Heer’s book is an engaging and informative read, based mainly on interviews with Mouly, Spiegelman, and other comics artists who have worked with or been influenced by the Parisian-born New Yorker. The book is part biography and part comics history, and Heer’s skill in decoding and contextualizing formal aspects of the medium— and then connecting them to Mouly’s story — is evident throughout. He notes, for example, how Mouly’s early struggles with acclimating to life in New York and her recognition of “how disorienting New York can be to outside eyes” is apparent in the artists and subjects that she chooses to work with: many of her favorite New Yorker covers are “parody maps.” Similarly, her experiences as the daughter of a surgeon (and her training, given to her in the hopes that she might follow in his footsteps) have stayed with her, as she often works with cartoonists invested in “the human body as a radically mutable thing.” Her hands-on editing work, too, calls to mind how, as she puts it, “Surgical gestures have to have elegance and an economy of means.”
Mouly began her work as art editor of The New Yorker in 1993, and she has published some of the most controversial political images the magazine has seen, as well as increased the number of covers by fine artists and cartoonists. More recently, in 2008, Mouly began to publish a comics series for young readers called Toon Books. As the website proclaims, the series is “the first high-quality comics for kids ages three and up,” and it has published beautiful and complicated works by prominent cartoonists, including Art Spiegelman, Eleanor Davis, and Renée French. In all of her endeavors, as Heer makes apparent, Mouly attests to how “editing can be an art.”

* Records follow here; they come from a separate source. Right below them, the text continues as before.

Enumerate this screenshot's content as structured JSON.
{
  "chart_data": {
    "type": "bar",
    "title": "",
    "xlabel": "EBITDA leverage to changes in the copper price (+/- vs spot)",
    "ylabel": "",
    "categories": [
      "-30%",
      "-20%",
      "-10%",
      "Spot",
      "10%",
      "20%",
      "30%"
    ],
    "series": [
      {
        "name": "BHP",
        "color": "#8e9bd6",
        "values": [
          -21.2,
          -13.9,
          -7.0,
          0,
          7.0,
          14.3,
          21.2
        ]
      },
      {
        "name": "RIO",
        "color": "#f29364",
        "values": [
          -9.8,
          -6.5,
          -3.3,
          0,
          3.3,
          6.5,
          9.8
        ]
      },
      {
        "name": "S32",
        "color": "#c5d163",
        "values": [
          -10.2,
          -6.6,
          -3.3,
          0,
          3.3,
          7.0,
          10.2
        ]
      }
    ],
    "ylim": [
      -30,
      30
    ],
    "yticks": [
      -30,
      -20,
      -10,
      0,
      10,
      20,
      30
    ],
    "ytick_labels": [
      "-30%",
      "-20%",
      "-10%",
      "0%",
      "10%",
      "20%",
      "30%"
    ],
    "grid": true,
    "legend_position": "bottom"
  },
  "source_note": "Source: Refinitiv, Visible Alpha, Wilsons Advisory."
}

As far as rendering visible what has too long remained hidden in the shadows, Heer’s book does a fine job of establishing the value and influence of Mouly’s life’s work until now. If the book has any shortcoming, it is in its title, which twice invokes her famous husband’s name and thus goes against the very premise of Heer’s own argument. Mouly is not, as some might see her, a great woman behind a great man, however much of her work has been inspired: she is, as Heer convincingly argues, an inspiration in her own right.